La Cour des Comptes a réalisé un contrôle de la gestion de la commune de Sédhiou, de 2015 à 2018. Concernant la gestion foncière ou domaniale, les enquêteurs renseignent que la commune de Sédhiou, sous le magistère de Abdoulaye Diop dit Abou Diop, a effectué onze affectations de terres à des privés.
Conformément aux dispositions de l’article 49 de la loi organique n°2012-23 du 27 décembre 2012, abrogeant et remplaçant la loi organique n° 99-70 du 17 février 1999 sur la Cour des Comptes, ce rapport définitif de contrôle de la gestion de la commune de Sédhiou de 2015 à 2018 a été arrêté par la Chambre des Collectivités territoriales de la Cour des Comptes, en sa séance du 16 juin 2022, sur le contenu du projet établi par Monsieur Amadou Badji, conseiller, compte tenu des réponses aux observations du rapport provisoire des personnes interpellées, avec l’assistance de Maître Ndeye Ndella Sarr Diouf, greffière de la chambre.
Ce rapport contient des observations définitives et des recommandations de la Cour sur la régularité et la sincérité des comptes ainsi que la qualité de la gestion.
«Affectation irrégulière de terres du domaine national à des privés»
Au sujet du chapitre relatif à l’«affectation irrégulière ou imprécise de terres du domaine national à des privés», le rapport de la Cour des comptes a noté beaucoup d’irrégularités.
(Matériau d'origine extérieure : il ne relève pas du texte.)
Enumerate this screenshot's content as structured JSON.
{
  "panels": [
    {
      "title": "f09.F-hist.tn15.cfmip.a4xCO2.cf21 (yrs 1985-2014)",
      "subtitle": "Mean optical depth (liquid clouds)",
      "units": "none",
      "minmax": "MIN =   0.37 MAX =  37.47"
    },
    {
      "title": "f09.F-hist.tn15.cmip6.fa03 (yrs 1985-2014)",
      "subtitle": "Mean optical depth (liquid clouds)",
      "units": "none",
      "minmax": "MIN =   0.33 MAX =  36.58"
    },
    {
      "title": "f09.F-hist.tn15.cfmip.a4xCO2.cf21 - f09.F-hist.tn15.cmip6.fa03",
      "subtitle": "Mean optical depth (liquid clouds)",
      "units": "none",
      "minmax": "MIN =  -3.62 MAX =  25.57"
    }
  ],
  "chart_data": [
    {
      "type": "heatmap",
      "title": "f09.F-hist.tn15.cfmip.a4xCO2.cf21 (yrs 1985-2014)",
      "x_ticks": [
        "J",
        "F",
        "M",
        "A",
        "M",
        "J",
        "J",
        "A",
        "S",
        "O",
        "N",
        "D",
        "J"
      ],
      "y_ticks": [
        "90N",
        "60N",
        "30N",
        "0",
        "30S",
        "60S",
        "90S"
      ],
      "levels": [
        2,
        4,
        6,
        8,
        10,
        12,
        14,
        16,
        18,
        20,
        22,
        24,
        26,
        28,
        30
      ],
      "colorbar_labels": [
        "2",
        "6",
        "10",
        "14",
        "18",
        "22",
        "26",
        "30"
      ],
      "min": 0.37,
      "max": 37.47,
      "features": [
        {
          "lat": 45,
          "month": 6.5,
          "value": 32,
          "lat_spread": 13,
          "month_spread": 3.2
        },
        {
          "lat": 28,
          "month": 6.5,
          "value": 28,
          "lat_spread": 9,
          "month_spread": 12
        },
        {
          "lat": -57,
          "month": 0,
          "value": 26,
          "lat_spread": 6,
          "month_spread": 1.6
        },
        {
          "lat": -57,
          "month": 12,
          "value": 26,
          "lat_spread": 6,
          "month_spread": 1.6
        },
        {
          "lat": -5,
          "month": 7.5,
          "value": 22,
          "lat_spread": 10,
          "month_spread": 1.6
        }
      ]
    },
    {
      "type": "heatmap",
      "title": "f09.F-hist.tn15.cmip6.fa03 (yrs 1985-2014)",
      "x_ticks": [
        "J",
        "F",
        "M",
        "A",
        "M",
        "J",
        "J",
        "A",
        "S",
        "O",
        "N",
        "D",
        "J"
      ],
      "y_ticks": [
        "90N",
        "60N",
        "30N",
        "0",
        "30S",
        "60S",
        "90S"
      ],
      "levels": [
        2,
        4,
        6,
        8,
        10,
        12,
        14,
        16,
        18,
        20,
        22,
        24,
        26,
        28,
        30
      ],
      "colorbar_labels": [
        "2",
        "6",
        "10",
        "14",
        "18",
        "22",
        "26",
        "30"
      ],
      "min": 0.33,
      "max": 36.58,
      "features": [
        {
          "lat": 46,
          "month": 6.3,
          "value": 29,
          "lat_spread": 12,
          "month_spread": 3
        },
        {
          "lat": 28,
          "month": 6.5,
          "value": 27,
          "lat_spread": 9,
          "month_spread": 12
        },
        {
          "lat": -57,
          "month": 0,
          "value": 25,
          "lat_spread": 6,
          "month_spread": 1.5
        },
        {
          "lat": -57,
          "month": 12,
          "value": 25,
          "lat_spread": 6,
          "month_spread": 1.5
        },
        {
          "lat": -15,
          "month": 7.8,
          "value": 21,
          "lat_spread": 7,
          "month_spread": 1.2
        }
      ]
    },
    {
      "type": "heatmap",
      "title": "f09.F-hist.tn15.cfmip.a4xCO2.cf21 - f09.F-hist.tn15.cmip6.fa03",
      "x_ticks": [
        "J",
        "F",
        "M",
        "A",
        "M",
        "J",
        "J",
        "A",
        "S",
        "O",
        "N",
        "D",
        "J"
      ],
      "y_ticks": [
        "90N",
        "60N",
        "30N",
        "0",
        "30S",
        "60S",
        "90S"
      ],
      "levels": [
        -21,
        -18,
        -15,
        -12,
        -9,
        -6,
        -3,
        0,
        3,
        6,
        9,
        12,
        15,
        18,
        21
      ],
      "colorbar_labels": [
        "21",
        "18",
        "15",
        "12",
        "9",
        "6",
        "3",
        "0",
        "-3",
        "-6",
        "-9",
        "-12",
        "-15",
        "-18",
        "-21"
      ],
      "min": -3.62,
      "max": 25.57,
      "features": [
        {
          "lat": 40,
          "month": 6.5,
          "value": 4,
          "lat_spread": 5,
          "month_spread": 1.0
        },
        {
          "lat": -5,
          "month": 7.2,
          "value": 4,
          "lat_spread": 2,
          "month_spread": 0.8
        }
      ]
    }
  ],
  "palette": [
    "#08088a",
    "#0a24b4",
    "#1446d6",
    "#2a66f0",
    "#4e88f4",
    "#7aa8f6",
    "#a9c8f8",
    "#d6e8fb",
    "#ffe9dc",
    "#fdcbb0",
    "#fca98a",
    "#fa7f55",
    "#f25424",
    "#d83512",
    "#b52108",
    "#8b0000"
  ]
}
En effet, il est noté des «affectations» de terres «au profit des privés», notamment des «affectations de terrains pour des projets locaux privés».
À ce propos, le PV de la session ordinaire du conseil municipal du 14 septembre 2015 a mentionné l’«affectation d’un terrain à Monsieur MANSAL pour l’établissement d’hébergement touristique à Moricounda ; affectation d’un terrain de 4 hectares pour abriter le Daara moderne de Monsieur Cheikhouna Souané; affectation d’un terrain pour abriter le Complexe scolaire et sportif Keur MADIOR ; affectation d’un terrain pour abriter le Siège de l’Union régionale des anciens combattants».
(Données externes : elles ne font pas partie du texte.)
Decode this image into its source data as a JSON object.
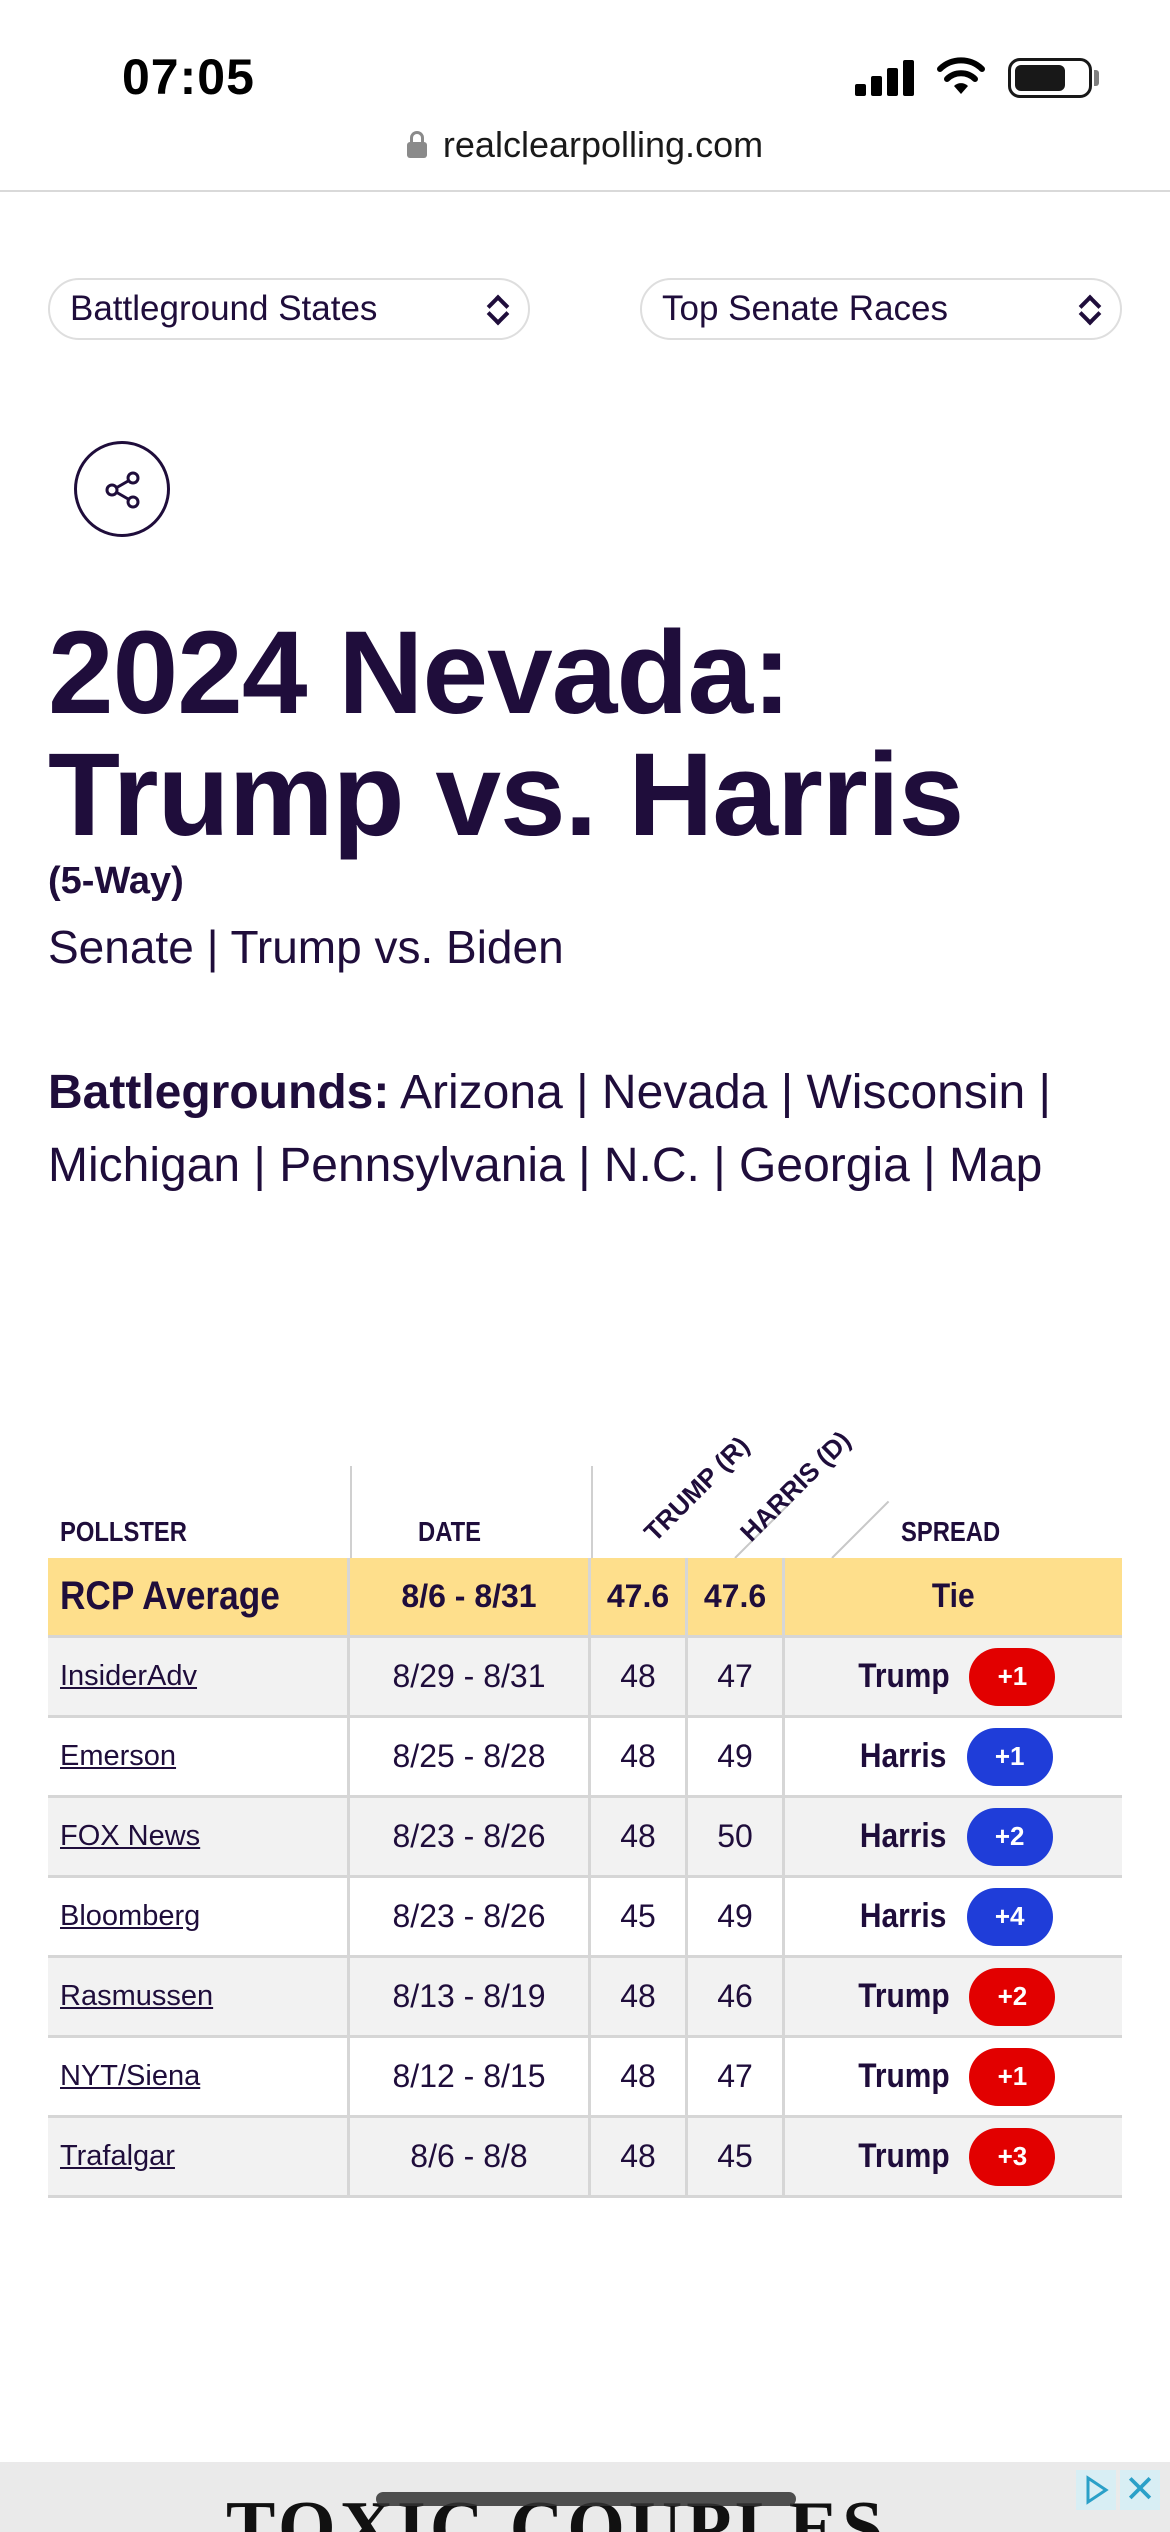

Également, le PV du conseil municipal du 31 janvier 2017 parle «d’affectation d’un terrain d’une superficie de 2 hectares dans le quartier de Dembaya, route de Tambana, pour une ferme Natangué de Monsieur Seckou Ndiaye».
Un terrain d’un (01) hectare pour le projet d’hôtel de Madame Adama Coly
Aussi, dans le PV du conseil municipal du 6 mars 2017 concernant la «régularisation de la délibération du 5 mars 2006 portant sur 8 hectares affectés à la coopérative de l’UDEN pour une construction de 200 logements». Dans la foulée, le PV du conseil municipal du 19 avril 2017 évoque «l’affectation d’un 1 hectares pour la ferme Natangué de Pape Lamine Diaité».
En outre, le PV de la session du conseil municipal du 4 avril 2018 note «l’affectation d’un lot pour un centre de formation professionnelle au profit de l’Institut casamançais de Formation professionnelle (ICAFOP) ; affectation d’un terrain d’une superficie d’un (01) hectare pour abriter le projet d’hôtel de Madame Adama Coly».
Ce n’est pas fini ! Dans le PV de la session du conseil municipal du 27 décembre 2018, il est signalé «l’affectation de 20 lots de parcelles à la congrégation des filles de Saint Cœur de Marie pour la délocalisation de l’école préscolaire ; affectation d’un terrain de 300m² à usage de construction de poulailler au profit de Mme Ami Mané».
Tout cela, indique la Cour des comptes, «renseigne que la commune de Sédhiou a effectué onze affectations d’une partie du domaine national pour des projets privés agricoles, d’hôtellerie, de formation et de logement».
Leur étude a également révélé que les unes (affectations) ne sont pas conformes au cadre juridique relatif à l’affectation de terres à vocation agricole situées en zone urbaine et les autres souffrent d’une imprécision.